Make Your Health Care Preferences Known
Every one of us has an opportunity to let others know ahead of time what our health care preferences are in case we find ourselves in a situation where we are unable to communicate them. Receiving a life-threatening diagnosis such as ALS makes this type of communication even more important. An advance directive is a legal document used to instruct others about your health care wishes. It acts as a guide for your loved ones and health care providers to make health care and treatment-related decisions on your behalf, should you become unable to convey them due to illness or incapacity.

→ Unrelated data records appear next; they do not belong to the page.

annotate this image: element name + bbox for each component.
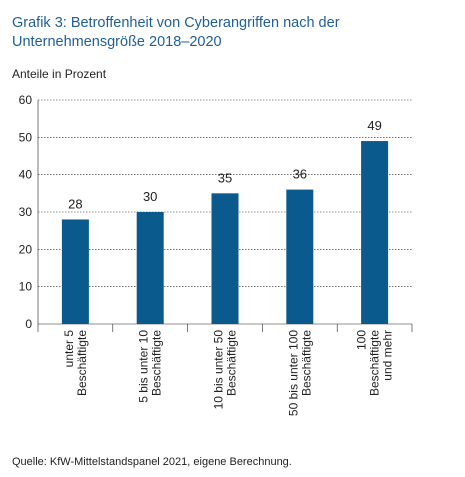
bar	[211, 193, 239, 324]
data-label: 36	[293, 167, 307, 182]
y-tick-label: 50	[19, 130, 33, 144]
data-label: 28	[68, 196, 82, 211]
y-tick-label: 20	[19, 242, 33, 256]
y-tick-label: 30	[19, 205, 33, 219]
data-label: 30	[143, 189, 157, 204]
x-category-label-line: unter 5	[62, 330, 76, 368]
source-note: Quelle: KfW-Mittelstandspanel 2021, eige…	[12, 456, 292, 468]
bar	[136, 212, 164, 324]
x-category-label-line: 100	[355, 330, 369, 350]
x-category-label: 10 bis unter 50 Beschäftigte	[212, 330, 239, 410]
x-category-label-line: Beschäftigte	[150, 330, 164, 396]
x-category-label: unter 5 Beschäftigte	[62, 330, 89, 396]
bar	[361, 141, 389, 324]
x-category-label-line: Beschäftigte	[75, 330, 89, 396]
y-tick-label: 40	[19, 168, 33, 182]
bar	[61, 219, 89, 324]
data-label: 35	[218, 170, 232, 185]
x-category-label-line: 10 bis unter 50	[212, 330, 226, 410]
bar	[286, 189, 314, 324]
y-tick-label: 60	[19, 93, 33, 107]
y-axis-unit-label: Anteile in Prozent	[12, 67, 107, 81]
x-category-label: 5 bis unter 10 Beschäftigte	[137, 330, 164, 403]
x-category-label-line: 50 bis unter 100	[286, 330, 300, 416]
x-category-label: 50 bis unter 100 Beschäftigte	[286, 330, 313, 416]
chart-title: Grafik 3: Betroffenheit von Cyberangriff…	[12, 15, 340, 50]
y-tick-label: 0	[25, 317, 32, 331]
x-category-label-line: Beschäftigte	[368, 330, 382, 396]
x-category-label-line: 5 bis unter 10	[137, 330, 151, 403]
x-category-label-line: Beschäftigte	[225, 330, 239, 396]
x-category-label: 100 Beschäftigte und mehr	[355, 330, 395, 396]
x-category-label-line: Beschäftigte	[299, 330, 313, 396]
data-label: 49	[367, 118, 381, 133]
x-category-label-line: und mehr	[381, 330, 395, 381]
y-tick-label: 10	[19, 280, 33, 294]
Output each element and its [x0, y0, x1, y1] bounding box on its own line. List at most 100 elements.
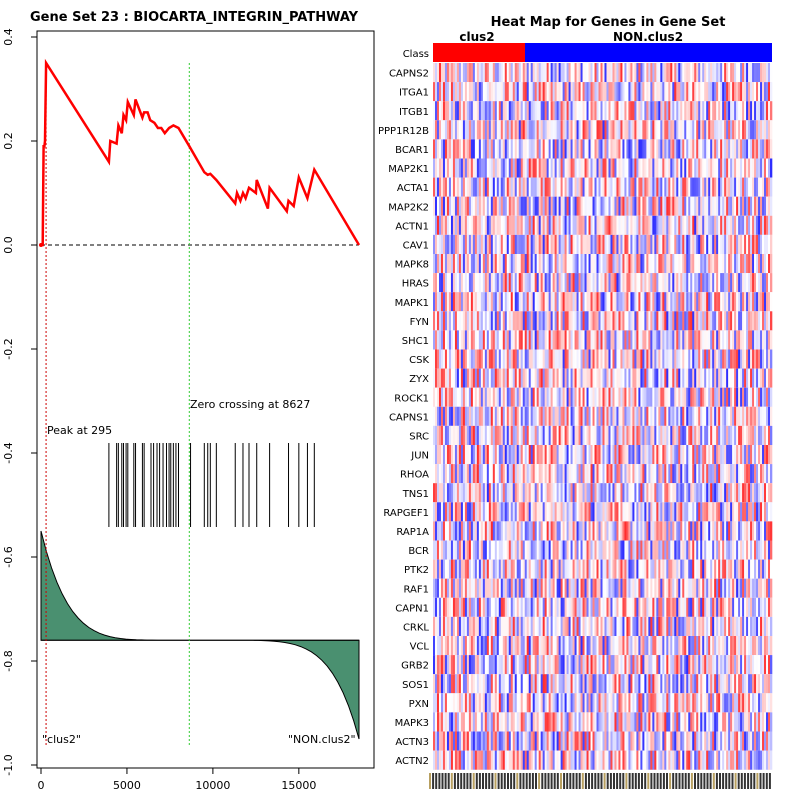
es-curve — [41, 58, 361, 247]
heatmap-cell — [490, 483, 494, 503]
heatmap-cell — [674, 311, 677, 331]
heatmap-cell — [566, 349, 569, 369]
heatmap-cell — [440, 292, 444, 312]
heatmap-cell — [460, 63, 464, 83]
heatmap-cell — [558, 120, 561, 140]
heatmap-cell — [638, 120, 641, 140]
heatmap-cell — [576, 483, 579, 503]
heatmap-cell — [690, 330, 693, 350]
heatmap-cell — [464, 120, 468, 140]
heatmap-cell — [606, 502, 609, 522]
heatmap-cell — [738, 387, 741, 407]
heatmap-cell — [728, 387, 731, 407]
heatmap-cell — [608, 406, 611, 426]
heatmap-cell — [626, 196, 629, 216]
heatmap-cell — [652, 578, 655, 598]
heatmap-cell — [520, 540, 524, 560]
heatmap-cell — [740, 445, 743, 465]
heatmap-cell — [550, 425, 553, 445]
heatmap-cell — [702, 292, 705, 312]
heatmap-cell — [640, 559, 643, 579]
heatmap-cell — [434, 120, 438, 140]
heatmap-cell — [660, 578, 663, 598]
heatmap-cell — [588, 502, 591, 522]
heatmap-cell — [546, 63, 549, 83]
heatmap-cell — [614, 215, 617, 235]
heatmap-cell — [744, 215, 747, 235]
heatmap-cell — [608, 120, 611, 140]
heatmap-cell — [640, 425, 643, 445]
heatmap-cell — [720, 215, 723, 235]
heatmap-cell — [462, 597, 466, 617]
heatmap-cell — [466, 273, 470, 293]
heatmap-cell — [638, 63, 641, 83]
heatmap-cell — [680, 311, 683, 331]
heatmap-cell — [622, 521, 625, 541]
heatmap-cell — [538, 254, 541, 274]
heatmap-cell — [662, 234, 665, 254]
heatmap-cell — [524, 63, 528, 83]
heatmap-cell — [556, 215, 559, 235]
heatmap-cell — [596, 540, 599, 560]
heatmap-cell — [544, 559, 547, 579]
heatmap-cell — [674, 254, 677, 274]
heatmap-cell — [622, 177, 625, 197]
heatmap-cell — [452, 597, 456, 617]
heatmap-cell — [546, 254, 549, 274]
heatmap-cell — [742, 578, 745, 598]
heatmap-cell — [748, 349, 751, 369]
heatmap-cell — [548, 349, 551, 369]
heatmap-cell — [554, 177, 557, 197]
heatmap-cell — [440, 254, 444, 274]
heatmap-cell — [768, 311, 771, 331]
heatmap-cell — [484, 445, 488, 465]
heatmap-cell — [438, 464, 442, 484]
heatmap-cell — [570, 63, 573, 83]
heatmap-cell — [610, 139, 613, 159]
heatmap-cell — [556, 578, 559, 598]
heatmap-cell — [496, 158, 500, 178]
heatmap-cell — [734, 101, 737, 121]
heatmap-cell — [668, 578, 671, 598]
heatmap-cell — [732, 559, 735, 579]
heatmap-cell — [600, 158, 603, 178]
heatmap-cell — [708, 483, 711, 503]
heatmap-cell — [586, 120, 589, 140]
heatmap-cell — [604, 292, 607, 312]
heatmap-cell — [738, 578, 741, 598]
heatmap-cell — [564, 311, 567, 331]
heatmap-cell — [496, 464, 500, 484]
heatmap-cell — [750, 292, 753, 312]
heatmap-cell — [660, 368, 663, 388]
heatmap-cell — [538, 368, 541, 388]
heatmap-cell — [718, 254, 721, 274]
heatmap-cell — [456, 177, 460, 197]
heatmap-cell — [770, 445, 773, 465]
heatmap-cell — [714, 521, 717, 541]
heatmap-cell — [746, 101, 749, 121]
heatmap-cell — [684, 368, 687, 388]
heatmap-cell — [568, 120, 571, 140]
heatmap-cell — [704, 578, 707, 598]
heatmap-cell — [492, 464, 496, 484]
heatmap-cell — [734, 273, 737, 293]
heatmap-cell — [530, 273, 533, 293]
heatmap-cell — [516, 445, 520, 465]
heatmap-cell — [658, 445, 661, 465]
heatmap-cell — [492, 139, 496, 159]
heatmap-cell — [484, 425, 488, 445]
heatmap-cell — [456, 234, 460, 254]
heatmap-cell — [602, 273, 605, 293]
heatmap-cell — [618, 483, 621, 503]
heatmap-cell — [562, 559, 565, 579]
heatmap-cell — [636, 158, 639, 178]
heatmap-cell — [602, 101, 605, 121]
heatmap-cell — [652, 196, 655, 216]
heatmap-cell — [628, 273, 631, 293]
heatmap-cell — [620, 63, 623, 83]
heatmap-cell — [604, 406, 607, 426]
heatmap-cell — [632, 139, 635, 159]
heatmap-cell — [656, 387, 659, 407]
heatmap-cell — [530, 464, 533, 484]
heatmap-cell — [452, 559, 456, 579]
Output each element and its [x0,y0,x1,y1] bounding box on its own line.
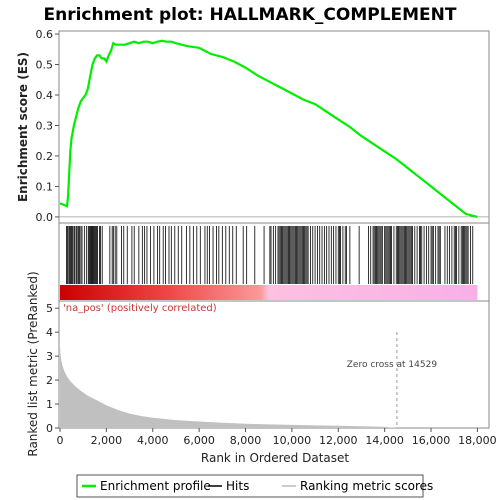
ranking-metric-area [60,346,478,428]
legend-hits-label: Hits [226,479,249,493]
legend-metric-label: Ranking metric scores [300,479,433,493]
x-tick-label: 12,000 [319,434,358,447]
es-y-ticks: 0.0 0.1 0.2 0.3 0.4 0.5 0.6 [36,28,59,224]
metric-y-axis-label: Ranked list metric (PreRanked) [26,271,40,456]
legend: Enrichment profile Hits Ranking metric s… [76,474,433,498]
x-tick-label: 0 [57,434,64,447]
metric-tick-label: 3 [46,350,53,363]
metric-panel-frame [58,300,490,429]
es-tick-label: 0.4 [36,89,54,102]
zero-cross-label: Zero cross at 14529 [347,360,438,370]
es-tick-label: 0.6 [36,28,54,41]
es-tick-label: 0.2 [36,150,54,163]
chart-title: Enrichment plot: HALLMARK_COMPLEMENT [43,5,456,25]
es-tick-label: 0.0 [36,211,54,224]
x-tick-label: 2,000 [91,434,123,447]
legend-box [76,474,424,498]
x-tick-label: 18,000 [458,434,497,447]
x-axis-ticks: 0 2,000 4,000 6,000 8,000 10,000 12,000 14,000 1… [57,428,497,447]
x-tick-label: 10,000 [273,434,312,447]
metric-panel: Zero cross at 14529 'na_pos' (positively… [26,271,497,465]
metric-y-ticks: 0 1 2 3 4 5 [46,302,59,435]
metric-tick-label: 5 [46,302,53,315]
x-axis-label: Rank in Ordered Dataset [201,451,349,465]
x-tick-label: 8,000 [230,434,262,447]
metric-tick-label: 0 [46,422,53,435]
x-tick-label: 6,000 [183,434,215,447]
es-y-axis-label: Enrichment score (ES) [16,52,30,202]
hit-marks [66,226,474,284]
x-tick-label: 14,000 [365,434,404,447]
es-tick-label: 0.5 [36,59,54,72]
hits-panel [58,222,490,302]
positive-correlation-label: 'na_pos' (positively correlated) [63,303,217,314]
x-tick-label: 16,000 [412,434,451,447]
x-tick-label: 4,000 [137,434,169,447]
metric-tick-label: 2 [46,374,53,387]
metric-tick-label: 1 [46,398,53,411]
metric-tick-label: 4 [46,326,53,339]
es-tick-label: 0.1 [36,180,54,193]
enrichment-profile-line [59,39,478,218]
rank-color-bar [60,285,478,300]
es-panel: 0.0 0.1 0.2 0.3 0.4 0.5 0.6 Enrichment score (… [16,28,490,224]
legend-enrichment-label: Enrichment profile [100,479,211,493]
es-tick-label: 0.3 [36,119,54,132]
es-panel-frame [58,30,490,224]
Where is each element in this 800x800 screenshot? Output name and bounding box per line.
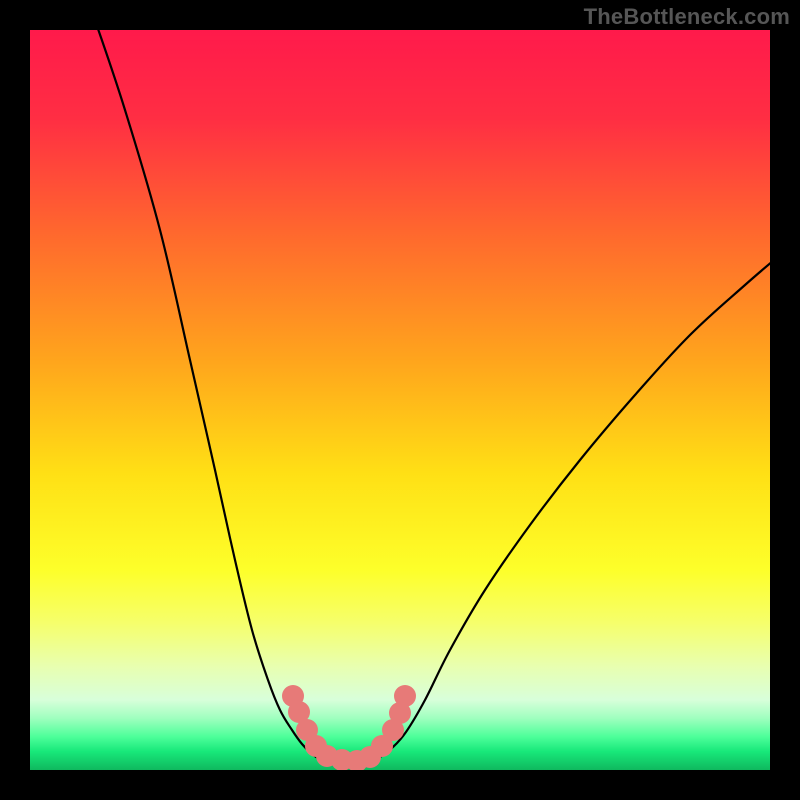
chart-svg [30, 30, 770, 770]
watermark-text: TheBottleneck.com [584, 4, 790, 30]
plot-area [30, 30, 770, 770]
chart-container: TheBottleneck.com [0, 0, 800, 800]
gradient-background [30, 30, 770, 770]
marker-dot [394, 685, 416, 707]
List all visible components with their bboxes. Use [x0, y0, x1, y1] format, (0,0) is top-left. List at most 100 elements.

An advance directive allows you to:
- Name one or more people as your health care agent or proxy (decision-maker.) It is the planning conversations that you have with your health care decision-maker(s) and providers that are crucial, as they help those around you to truly understand your wishes.
- Put into writing what type of care and treatments you would or would not want, depending on the situation & possible outcome.
How an advance directive is beneficial:
- It empowers you, the person with ALS. The process of completing an advance directive gives you an opportunity to think through and plan for the different aspects of your disease, to express yourself to those around you, and hopefully to provide you with peace of mind that you will be able to influence your care even in the event that you are unable to communicate it.
- It empowers your loved ones. By completing an advance directive and talking with your loved ones about your preferences, you give them the gift of knowledge. In doing so, it will minimize any possible feelings of guilt and uncertainty they might have if they ever need to speak on your behalf.
- It empowers your health care providers to move forward or stop certain treatments with confidence.
What to Consider When Completing an Advance Directive:
There are numerous treatment options to consider when completing an advance directive. The advance directive form generally lists examples of these situations in order to give you a chance to think about how you feel about each one. However, it will also be useful to consider the following specific treatments commonly associated with ALS :
- Feeding gastrostomy tube placement when nutritional needs cannot be met.
- Invasive mechanical ventilation with tracheostomy due to respiratory/breathing failure
Where to Find an Advance Directive form:
You can obtain a copy of an advance directive form any of the following ways:
- Contact your ALS physician or clinic
- Contact your State Area Agency on Aging
- Download from the Caring Connections Website
Who to give copies to and where to save?
Copies of your advance directive should be given to your health care agent/proxy, your doctor(s), and to your hospital in the event that you become hospitalized. It is also a good idea to inform key family members and friends about where the document is located. It is helpful to keep track of who has a copy so that you know who needs to be informed of any updates you might eventually make to it.
Can I change my mind?
You can make changes to your health care directive at any time. It is a good idea to review it from time to time to make sure it still represents your preferences. Be sure to keep your health care agent/proxy informed of your updates, and replace any old documents with the new one.
Do I need an attorney?
While an advance directive is a legal document, it does not require the assistance of an attorney to complete it. Depending on the State in which you reside, you will need only one or two witnesses, or a notary.